The allusion to civil rights is just as inflammatory. When most people think of civil rights and education, they think of black students in the 19050s braving protests as they became the first students to be integrated into white public schools.

For too many decades after the passage of the 13th and 14th amendments to the U.S. Constitution, students had been denied a decent education simply because of the color of their skin. Undoing this injustice was the beginning of the Civil Rights era, and the beginning of our learning about the evils of discrimination.
To be clear, let’s look at the definition of civil rights by Cornell University Law School:
A civil right is an enforceable right or privilege, which if interfered with by another gives rise to an action for injury. Examples of civil rights are freedom of speech, press, and assembly; the right to vote; freedom from involuntary servitude; and the right to equality in public places. Discrimination occurs when the civil rights of an individual are denied or interfered with because of their membership in a particular group or class. Various jurisdictions have enacted statutes to prevent discrimination based on a person’s race, sex, religion, age, previous condition of servitude, physical limitation, national origin, and in some instances sexual orientation. [emphasis mine]
Civil rights and equal protection under the law are denied to people because they are easily identified by their membership in a group. Unvaccinated children and their parents do not suffer discrimination on the order of any of the other classes of human beings listed above. Furthermore, unvaccinated children are unvaccinated because their parents chose not to vaccinate them*.
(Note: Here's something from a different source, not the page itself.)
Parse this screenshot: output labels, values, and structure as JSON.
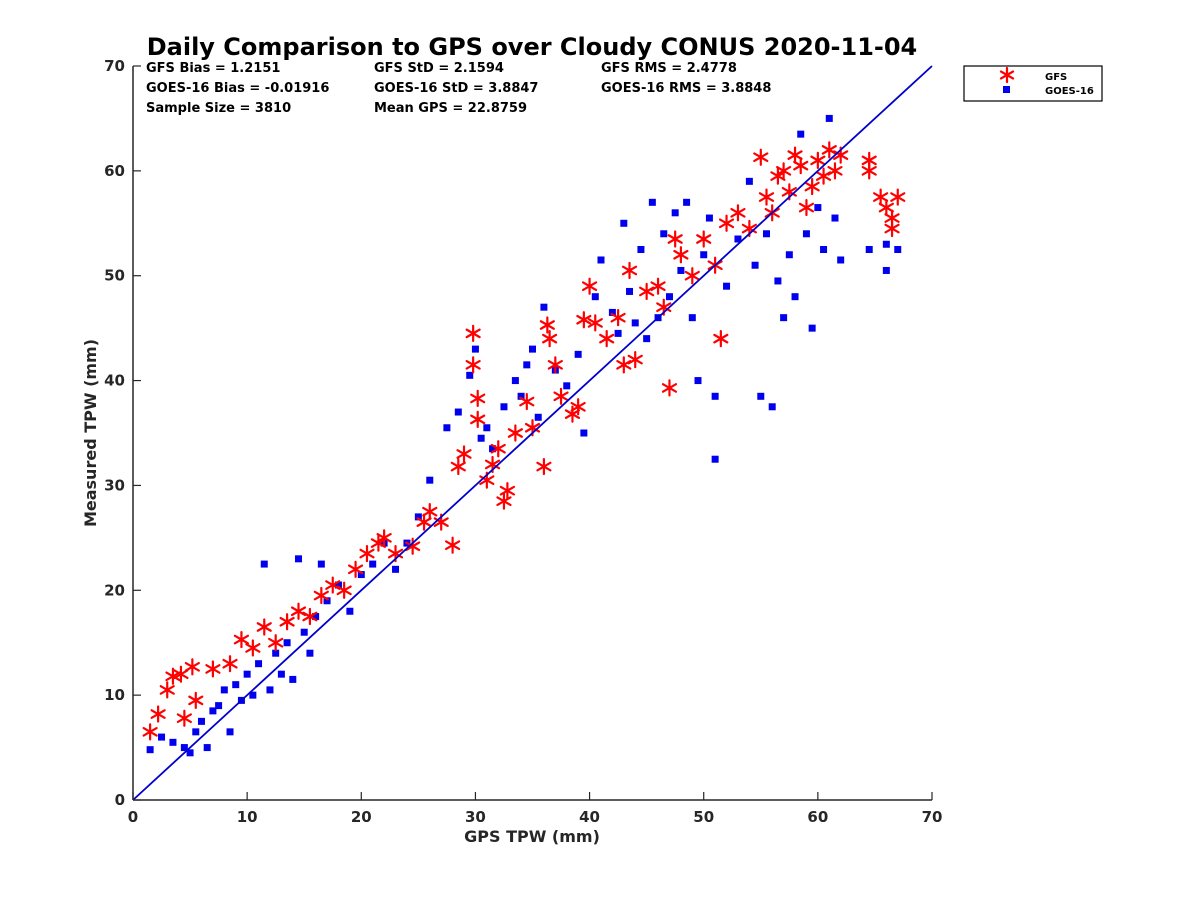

All schools in the United States have requirements for entry. These requirements are not civil rights violations. They are checkpoints to make sure our children are prepared for school and are being cared for. Common requirements include proof of age with a birth certificate, proof of residence, signature of a doctor who has performed a physical exam, a readiness screening, and an immunization form. These requirements keep our schools safe and help them function fairly and well.
Parents who do not want to fulfill any of the above requirements are asking for the school to make exceptions to the law, and schools will usually only do so for good cause (such as a homeless student who has no proof of residence). For many years, we have allowed exceptions to proof of immunization for no other reason than the parents heard a scary rumor and decided to follow it instead of their doctor’s advice.
Disallowing parents from seeking an exception to immunization school entry requirements is not a civil rights violation. It is fair to debate whether or not this is the best strategy to raise immunization rates, but it is not a civil rights violation.
It is offensive to claim that ending the personal belief exemption in California is asking parents to trade their human rights for their civil rights. Real people in the world have to deal with human rights and civil rights violations. We live in a world where people are being deported from the home in which they lived their whole lives or are being gunned down in churches because of their race.
The anti-vaccine movement once again betrays its tendency toward using its privilege to see itself as a victim when they equate themselves with the real threats people face in the world. We should not let them chop up the verbiage of rights and freedom in order to make their own wrongheaded salad of righteous indignation.